This is a decadent dish, perfect to wrap up the holiday season.
This recipe comes from Chef John at www.foodwishes.blogspot.com. The recipe is prepared for two people in individual gratin dishes. I made increased the recipe by 1/2 and served it in a larger casserole as a side dish and it easily served 6 adults.
Ingredients
2 teaspoons vegetable oil
2 lobster tails (5-6 oz each)
2 Tablespoons butter
1 1/2 Tablespoons flour
1 1/2 cups milk
Cayenne to taste
1/4 teaspoon sweet paprika
1/2 teaspoon salt or more to taste
Pinch of ground nutmeg
Few drops of Worchestshire sauce
4 ounces grated sharp white cheddar cheese
1 ounce grated Gruyere cheese
1 generous cup elbow macaroni
1/2 teaspoon fresh thyme leaves
For the crumb topping
3 Tablespoons panko bread crumbs
1 Tablespoon melted butter
2 Tablespoons grated Parmesan cheese
Instructions
With a sharp knife, slice the lobster tails in half (the long way). Remove any veins or small pieces of shell that might have broken.
Put vegetable oil in skillet on medium high. When skillet is hot, add lobster tails halves. Cook about two minutes on each side. You do not want to cook them completely. Remove from skillet and set aside to cool.
When cool enough to handle, place your thumb under the meat and remove from the shell. Chop the meat into large chunks and set aside.
Boil elbow macaroni according to manufacturer's instructions. Add the lobster shells to the boiling water along with the macaroni to add more lobster flavor to the dish. When macaroni is cooked, removed lobster shells and set aside. Drain macaroni, reserving about a cup of cooking liquid.
In same skillet that was used to saute the lobster tails, add butter. Stir over medium heat until melted. Add flour and cook for about 30 seconds. Add cold milk and cook, stirring until bubbly and thickened. Reduce heat to low. Add cayenne, paprika, salt, nutmeg and Worchestshire sauce.
Stir to combine and allow to cook on low for about 3 - 5 minutes. Add cheeses and stir until melted, but take care not to overcook.
Add cooked macaroni and stir to combine. The mixture should be wet and saucy. If not, it will become too dry when baked. If it is not, add a portion of the reserved macaroni cooking liquid to achieve a saucy mixture.
Put macaroni mixture into buttered casserole or gratin pan. Place lobster meat pieces on top. Use a fork to poke them down into the macaroni and cheese.

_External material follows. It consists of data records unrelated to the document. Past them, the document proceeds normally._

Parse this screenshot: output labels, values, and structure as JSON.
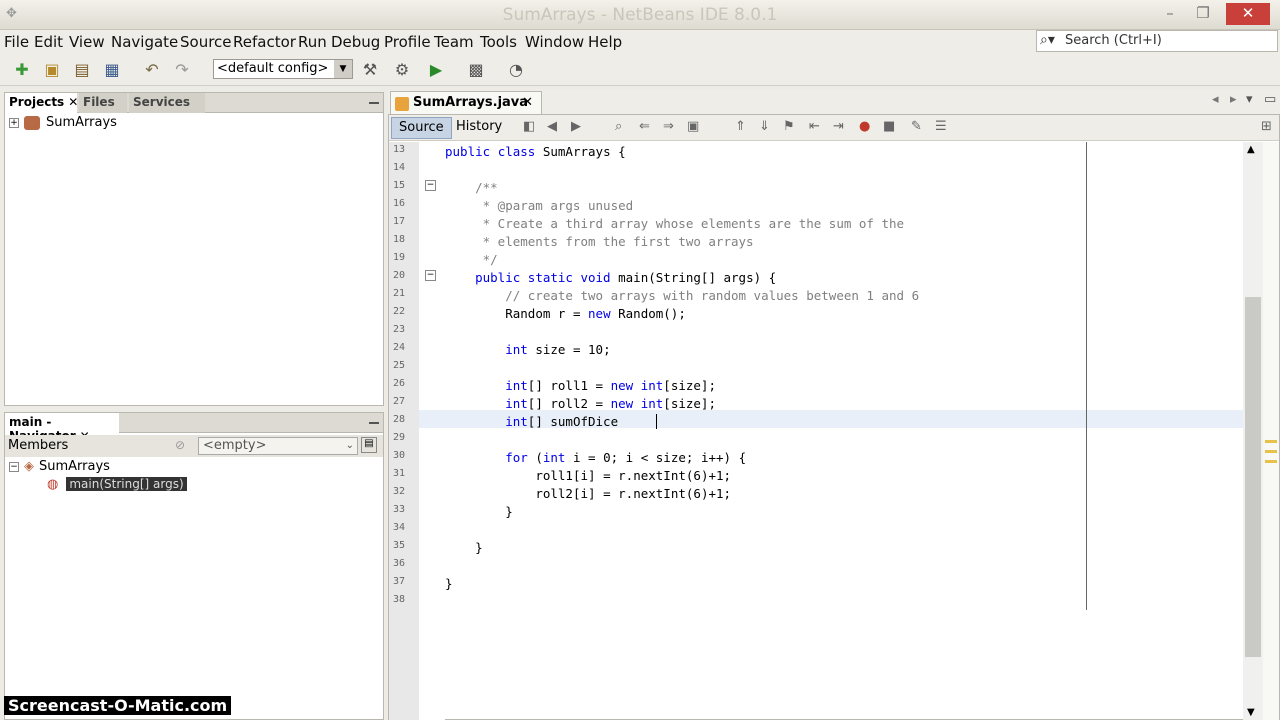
{
  "window": {
    "title": "SumArrays - NetBeans IDE 8.0.1"
  },
  "menu": [
    "File",
    "Edit",
    "View",
    "Navigate",
    "Source",
    "Refactor",
    "Run",
    "Debug",
    "Profile",
    "Team",
    "Tools",
    "Window",
    "Help"
  ],
  "search": {
    "placeholder": "Search (Ctrl+I)"
  },
  "toolbar": {
    "config": "<default config>"
  },
  "projects_panel": {
    "tabs": [
      "Projects",
      "Files",
      "Services"
    ],
    "tree": [
      {
        "label": "SumArrays"
      }
    ]
  },
  "navigator": {
    "title": "main - Navigator",
    "members_label": "Members",
    "filter": "<empty>",
    "class_name": "SumArrays",
    "member": "main(String[] args)"
  },
  "editor": {
    "tab": "SumArrays.java",
    "source_label": "Source",
    "history_label": "History",
    "line_numbers": [
      "13",
      "14",
      "15",
      "16",
      "17",
      "18",
      "19",
      "20",
      "21",
      "22",
      "23",
      "24",
      "25",
      "26",
      "27",
      "28",
      "29",
      "30",
      "31",
      "32",
      "33",
      "34",
      "35",
      "36",
      "37",
      "38"
    ],
    "lines": [
      "public class SumArrays {",
      "",
      "    /**",
      "     * @param args unused",
      "     * Create a third array whose elements are the sum of the",
      "     * elements from the first two arrays",
      "     */",
      "    public static void main(String[] args) {",
      "        // create two arrays with random values between 1 and 6",
      "        Random r = new Random();",
      "",
      "        int size = 10;",
      "",
      "        int[] roll1 = new int[size];",
      "        int[] roll2 = new int[size];",
      "        int[] sumOfDice",
      "",
      "        for (int i = 0; i < size; i++) {",
      "            roll1[i] = r.nextInt(6)+1;",
      "            roll2[i] = r.nextInt(6)+1;",
      "        }",
      "",
      "    }",
      "",
      "}",
      ""
    ]
  },
  "watermark": "Screencast-O-Matic.com"
}
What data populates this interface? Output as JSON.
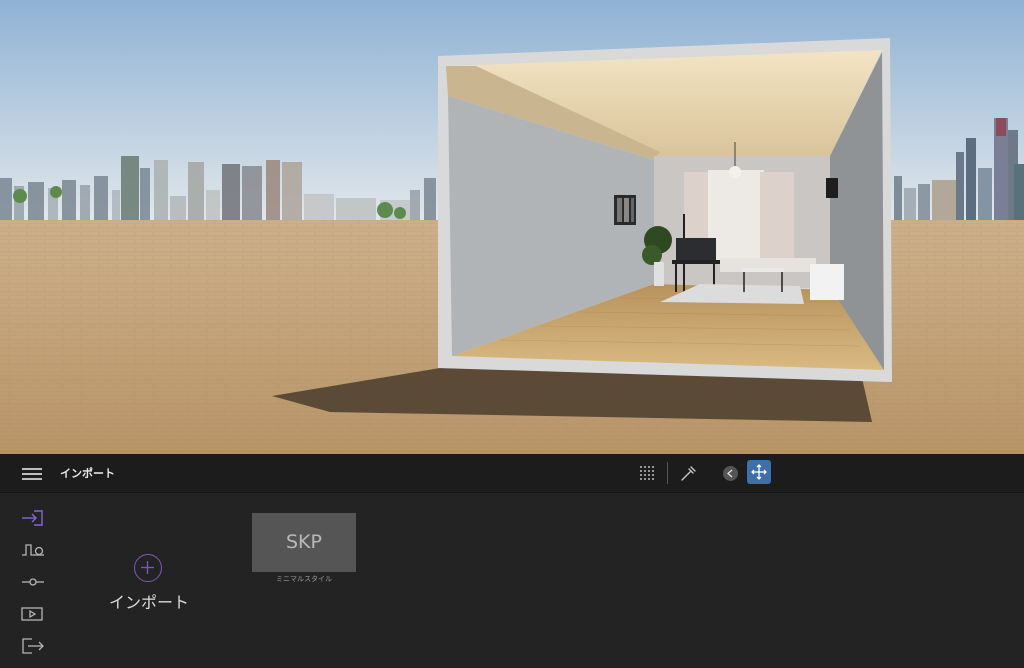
{
  "viewport": {
    "colors": {
      "sky_top": "#8fb2d4",
      "sky_bottom": "#e1e6ea",
      "ground": "#c2a27a",
      "wall": "#b8b9bb",
      "floor": "#caa86c",
      "ceiling": "#ead9b7"
    }
  },
  "toolbar": {
    "title": "インポート",
    "icons": {
      "menu": "hamburger-icon",
      "grid": "grid-icon",
      "eyedropper": "eyedropper-icon",
      "back": "back-arrow-icon",
      "move": "move-arrows-icon"
    },
    "accent": "#3e6fa8"
  },
  "sidebar": {
    "items": [
      {
        "icon": "import-icon",
        "color": "#8a64d6"
      },
      {
        "icon": "path-icon",
        "color": "#b5b5b5"
      },
      {
        "icon": "slider-icon",
        "color": "#b5b5b5"
      },
      {
        "icon": "play-icon",
        "color": "#b5b5b5"
      },
      {
        "icon": "export-icon",
        "color": "#b5b5b5"
      }
    ]
  },
  "import": {
    "label": "インポート",
    "accent": "#7e58c0"
  },
  "file_card": {
    "label": "SKP",
    "caption": "ミニマルスタイル"
  }
}
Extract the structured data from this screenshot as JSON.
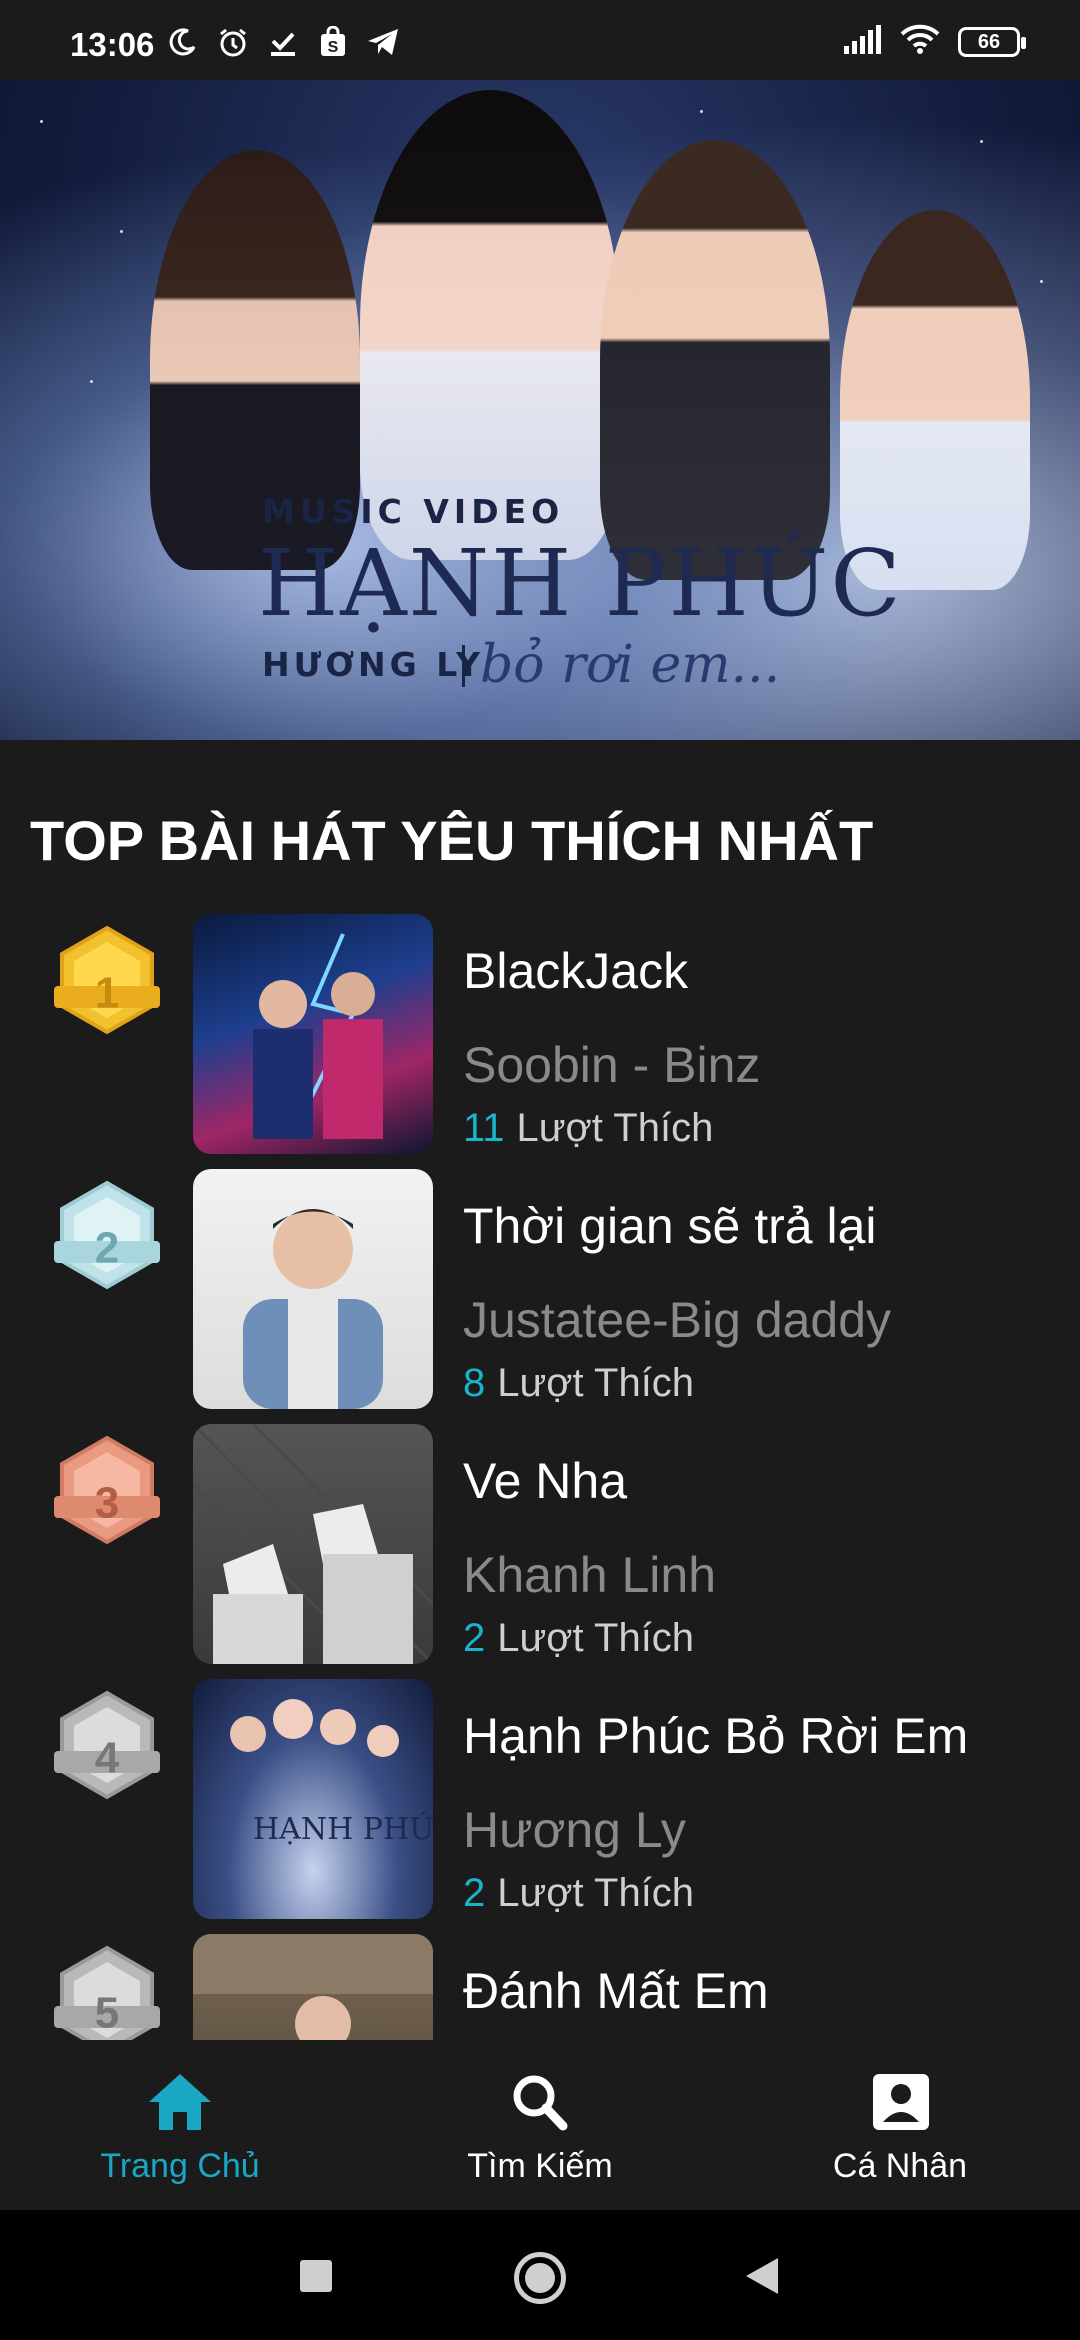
{
  "status_bar": {
    "time": "13:06",
    "battery": "66"
  },
  "banner": {
    "label": "MUSIC VIDEO",
    "title": "HẠNH PHÚC",
    "artist": "HƯƠNG LY",
    "subtitle": "bỏ rơi em...",
    "active_slide": 2,
    "slide_count": 5
  },
  "section": {
    "title": "TOP BÀI HÁT YÊU THÍCH NHẤT"
  },
  "songs": [
    {
      "rank": "1",
      "title": "BlackJack",
      "artist": "Soobin - Binz",
      "likes": "11",
      "likes_label": "Lượt Thích",
      "medal_color": "#f2c12e"
    },
    {
      "rank": "2",
      "title": "Thời gian sẽ trả lại",
      "artist": "Justatee-Big daddy",
      "likes": "8",
      "likes_label": "Lượt Thích",
      "medal_color": "#bfe3e8"
    },
    {
      "rank": "3",
      "title": "Ve Nha",
      "artist": "Khanh Linh",
      "likes": "2",
      "likes_label": "Lượt Thích",
      "medal_color": "#e99a80"
    },
    {
      "rank": "4",
      "title": "Hạnh Phúc Bỏ Rời Em",
      "artist": "Hương Ly",
      "likes": "2",
      "likes_label": "Lượt Thích",
      "medal_color": "#b9b9b9"
    },
    {
      "rank": "5",
      "title": "Đánh Mất Em",
      "artist": "",
      "likes": "",
      "likes_label": "",
      "medal_color": "#b9b9b9"
    }
  ],
  "bottom_nav": {
    "home": "Trang Chủ",
    "search": "Tìm Kiếm",
    "profile": "Cá Nhân"
  },
  "colors": {
    "accent": "#1aa7c3",
    "background": "#1b1b1b"
  }
}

Prepare crumb topping by combining 3 Tablespoons melted butter with panko crumbs and Parmesan cheese. Sprinkle crumb mixture on top of the lobster mac and cheese. Poke into the mixture with a fork,
Bake at 400 degrees for 20 minutes. Or, prepare and refrigerate before baking. Then, allow the mac and cheese to sit out for 30 minutes before baking at 400 degrees for 20 minutes. Garnish with reserved lobster tails.